Mi esposo y yo llevamos ya cuatro días en una embarcación que nos llevará desde Budapest, en Hungría hasta Regensburg en Alemania. Actualmente estamos navegando por el valle Wachau y francamente, los paisajes son bellísimos. Pueblito tras pueblito enclavado en las faldas de las montañas con sus trescientos o cuatrocientos habitantes esperando que los turistas pasen haciéndole el honor.

Todo prístino, a pesar de que el Danubio de azul no tiene nada, pero hasta ahora la visita ha resultado fantástica con buena mezcla de ciudades importantes alternadas con otras más pequeñas y, como ya les conté montones de pueblitos en el camino. No hemos atracado en todos pues para eso se necesitarían semanas, pero en los que se detuvo el barco para dejarnos recorrer el área por un par de horas, pasamos ratos muy agradables y en uno, pudimos hasta visitar el cementerio. Ya saben cómo me gustan los cementerios.

Llevamos un poquito más de la mitad del camino recorrido y hemos pasado por Hungría, Eslovaquia, Austria y estamos por llegar a Alemania. Un muestrario en todo el sentido de la palabra. Hemos comido como si nos hubieran avisado de la pronta llegada de un guerra o una hambruna, pero igualmente hemos caminado miles de pasos según los relojes de quienes llevan esa cuenta así que pienso que estamos ´ras con tas´.

Y de la misma forma en que hemos alternado pueblos y aldeas con grandes ciudades igualmente hemos combinado todo tipo de experiencias. Ayer, por ejemplo, en Viena recorrimos la ciudad, luego comimos Wiener Schnitzel —ya saben bisté apanado en panameño— aunque el degustarlo de ternera hace una gran diferencia, visitamos el palacio Belvedere porque tenía ganas locas de ver la colección de Gustav Klimt, la cual no decepcionó para nada. Sumen a eso que el palacio en sí es bellísimo así es que conseguimos dos experiencias por el precio de una. Mi socia tomó té en una plaza y comió Sacher Torte —cada uno con su antojo— y por último fuimos a un recital con música de Strauss, cantos y bailes locales. Un día redondito.

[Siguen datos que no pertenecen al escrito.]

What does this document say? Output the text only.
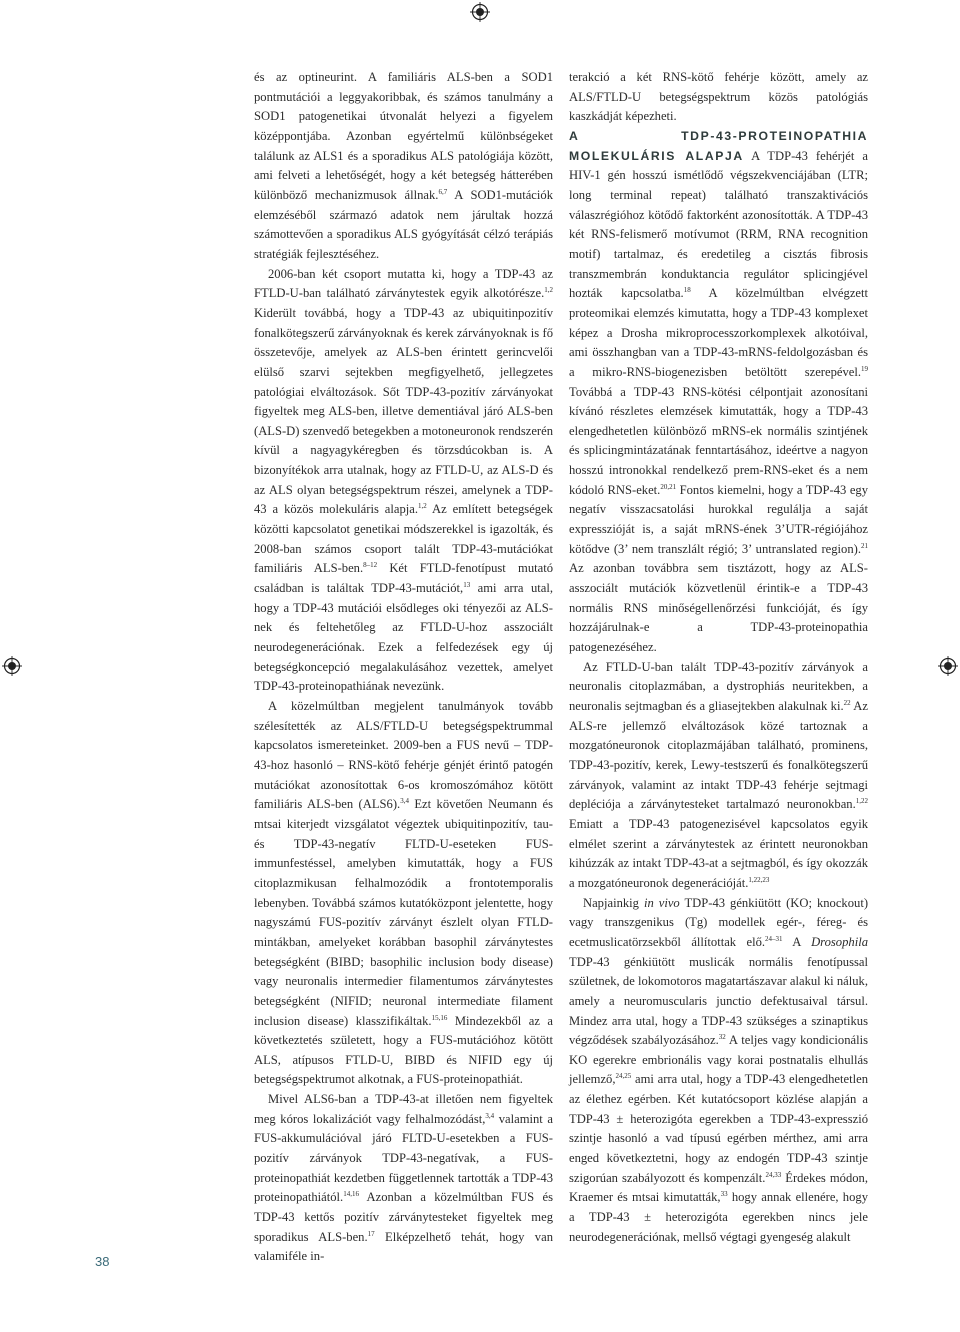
és az optineurint. A familiáris ALS-ben a SOD1 pontmutációi a leggyakoribbak, és számos tanulmány a SOD1 patogenetikai útvonalát helyezi a figyelem középpontjába. Azonban egyértelmű különbségeket találunk az ALS1 és a sporadikus ALS patológiája között, ami felveti a lehetőségét, hogy a két betegség hátterében különböző mechanizmusok állnak.$^{6,7}$ A SOD1-mutációk elemzéséből származó adatok nem járultak hozzá számottevően a sporadikus ALS gyógyítását célzó terápiás stratégiák fejlesztéséhez.

2006-ban két csoport mutatta ki, hogy a TDP-43 az FTLD-U-ban található zárványtestek egyik alkotórésze.$^{1,2}$ Kiderült továbbá, hogy a TDP-43 az ubiquitinpozitív fonalkötegszerű zárványoknak és kerek zárványoknak is fő összetevője, amelyek az ALS-ben érintett gerincvelői elülső szarvi sejtekben megfigyelhető, jellegzetes patológiai elváltozások. Sőt TDP-43-pozitív zárványokat figyeltek meg ALS-ben, illetve dementiával járó ALS-ben (ALS-D) szenvedő betegekben a motoneuronok rendszerén kívül a nagyagykéregben és törzsdúcokban is. A bizonyítékok arra utalnak, hogy az FTLD-U, az ALS-D és az ALS olyan betegségspektrum részei, amelynek a TDP-43 a közös molekuláris alapja.$^{1,2}$ Az említett betegségek közötti kapcsolatot genetikai módszerekkel is igazolták, és 2008-ban számos csoport talált TDP-43-mutációkat familiáris ALS-ben.$^{8-12}$ Két FTLD-fenotípust mutató családban is találtak TDP-43-mutációt,$^{13}$ ami arra utal, hogy a TDP-43 mutációi elsődleges oki tényezői az ALS-nek és feltehetőleg az FTLD-U-hoz asszociált neurodegenerációnak. Ezek a felfedezések egy új betegségkoncepció megalakulásához vezettek, amelyet TDP-43-proteinopathiának nevezünk.

A közelmúltban megjelent tanulmányok tovább szélesítették az ALS/FTLD-U betegségspektrummal kapcsolatos ismereteinket. 2009-ben a FUS nevű – TDP-43-hoz hasonló – RNS-kötő fehérje génjét érintő patogén mutációkat azonosítottak 6-os kromoszómához kötött familiáris ALS-ben (ALS6).$^{3,4}$ Ezt követően Neumann és mtsai kiterjedt vizsgálatot végeztek ubiquitinpozitív, tau- és TDP-43-negatív FLTD-U-eseteken FUS-immunfestéssel, amelyben kimutatták, hogy a FUS citoplazmikusan felhalmozódik a frontotemporalis lebenyben. Továbbá számos kutatóközpont jelentette, hogy nagyszámú FUS-pozitív zárványt észlelt olyan FTLD-mintákban, amelyeket korábban basophil zárványtestes betegségként (BIBD; basophilic inclusion body disease) vagy neuronalis intermedier filamentumos zárványtestes betegségként (NIFID; neuronal intermediate filament inclusion disease) klasszifikáltak.$^{15,16}$ Mindezekből az a következtetés született, hogy a FUS-mutációhoz kötött ALS, atípusos FTLD-U, BIBD és NIFID egy új betegségspektrumot alkotnak, a FUS-proteinopathiát.

Mivel ALS6-ban a TDP-43-at illetően nem figyeltek meg kóros lokalizációt vagy felhalmozódást,$^{3,4}$ valamint a FUS-akkumulációval járó FLTD-U-esetekben a FUS-pozitív zárványok TDP-43-negatívak, a FUS-proteinopathiát kezdetben függetlennek tartották a TDP-43 proteinopathiától.$^{14,16}$ Azonban a közelmúltban FUS és TDP-43 kettős pozitív zárványtesteket figyeltek meg sporadikus ALS-ben.$^{17}$ Elképzelhető tehát, hogy van valamiféle in-

terakció a két RNS-kötő fehérje között, amely az ALS/FTLD-U betegségspektrum közös patológiás kaszkádját képezheti.

A TDP-43-PROTEINOPATHIA MOLEKULÁRIS ALAPJA A TDP-43 fehérjét a HIV-1 gén hosszú ismétlődő végszekvenciájában (LTR; long terminal repeat) található transzaktivációs válaszrégióhoz kötődő faktorként azonosították. A TDP-43 két RNS-felismerő motívumot (RRM, RNA recognition motif) tartalmaz, és eredetileg a cisztás fibrosis transzmembrán konduktancia regulátor splicingjével hozták kapcsolatba.$^{18}$ A közelmúltban elvégzett proteomikai elemzés kimutatta, hogy a TDP-43 komplexet képez a Drosha mikroprocesszorkomplexek alkotóival, ami összhangban van a TDP-43-mRNS-feldolgozásban és a mikro-RNS-biogenezisben betöltött szerepével.$^{19}$ Továbbá a TDP-43 RNS-kötési célpontjait azonosítani kívánó részletes elemzések kimutatták, hogy a TDP-43 elengedhetetlen különböző mRNS-ek normális szintjének és splicingmintázatának fenntartásához, ideértve a nagyon hosszú intronokkal rendelkező prem-RNS-eket és a nem kódoló RNS-eket.$^{20,21}$ Fontos kiemelni, hogy a TDP-43 egy negatív visszacsatolási hurokkal regulálja a saját expresszióját is, a saját mRNS-ének 3’UTR-régiójához kötődve (3’ nem transzlált régió; 3’ untranslated region).$^{21}$ Az azonban továbbra sem tisztázott, hogy az ALS-asszociált mutációk közvetlenül érintik-e a TDP-43 normális RNS minőségellenőrzési funkcióját, és így hozzájárulnak-e a TDP-43-proteinopathia patogenezéséhez.

Az FTLD-U-ban talált TDP-43-pozitív zárványok a neuronalis citoplazmában, a dystrophiás neuritekben, a neuronalis sejtmagban és a gliasejtekben alakulnak ki.$^{22}$ Az ALS-re jellemző elváltozások közé tartoznak a mozgatóneuronok citoplazmájában található, prominens, TDP-43-pozitív, kerek, Lewy-testszerű és fonalkötegszerű zárványok, valamint az intakt TDP-43 fehérje sejtmagi depléciója a zárványtesteket tartalmazó neuronokban.$^{1,22}$ Emiatt a TDP-43 patogenezisével kapcsolatos egyik elmélet szerint a zárványtestek az érintett neuronokban kihúzzák az intakt TDP-43-at a sejtmagból, és így okozzák a mozgatóneuronok degenerációját.$^{1,22,23}$

Napjainkig in vivo TDP-43 génkiütött (KO; knockout) vagy transzgenikus (Tg) modellek egér-, féreg- és ecetmuslicatörzsekből állítottak elő.$^{24-31}$ A Drosophila TDP-43 génkiütött muslicák normális fenotípussal születnek, de lokomotoros magatartászavar alakul ki náluk, amely a neuromuscularis junctio defektusaival társul. Mindez arra utal, hogy a TDP-43 szükséges a szinaptikus végződések szabályozásához.$^{32}$ A teljes vagy kondicionális KO egerekre embrionális vagy korai postnatalis elhullás jellemző,$^{24,25}$ ami arra utal, hogy a TDP-43 elengedhetetlen az élethez egérben. Két kutatócsoport közlése alapján a TDP-43 ± heterozigóta egerekben a TDP-43-expresszió szintje hasonló a vad típusú egérben mérthez, ami arra enged következtetni, hogy az endogén TDP-43 szintje szigorúan szabályozott és kompenzált.$^{24,33}$ Érdekes módon, Kraemer és mtsai kimutatták,$^{33}$ hogy annak ellenére, hogy a TDP-43 ± heterozigóta egerekben nincs jele neurodegenerációnak, mellső végtagi gyengeség alakult

38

Hoy en Durnstein, además de probar de todo hecho de albaricoque —licorcitos, jabones, mostazas, mermeladas— pasamos brevemente por el pequeño cementerio que data de quien sabe cuándo, pero como es primavera las tumbas estaban todas bellamente decoradas con flores plantadas en toda el área central. Se notaba más alegre que triste con sus begonias coloradas y demás plantas, porque no son ramitos de flores los que llevan a sus muertos son minijardines en regla.

Estamos por llegar a la Abadía de Melk y tengo gran expectativa pues siempre he sentido especial atracción por este tipo de destino. No solo por la historia que encierran, sino también porque los monjes suelen ser muy talentosos para preparar todo tipo de menjurjes desde comidas hasta vinos, perfumes, jabones y otros inventos. Normalmente habría buscado información acerca del lugar, pero en esta ocasión opté por dejarme sorprender. Ya les contaré.

Por lo pronto, seguiré admirando el hermoso paisaje que se nos presenta en este tramo del recorrido.

* Las opiniones emitidas en este escrito son responsabilidad exclusiva de su autora.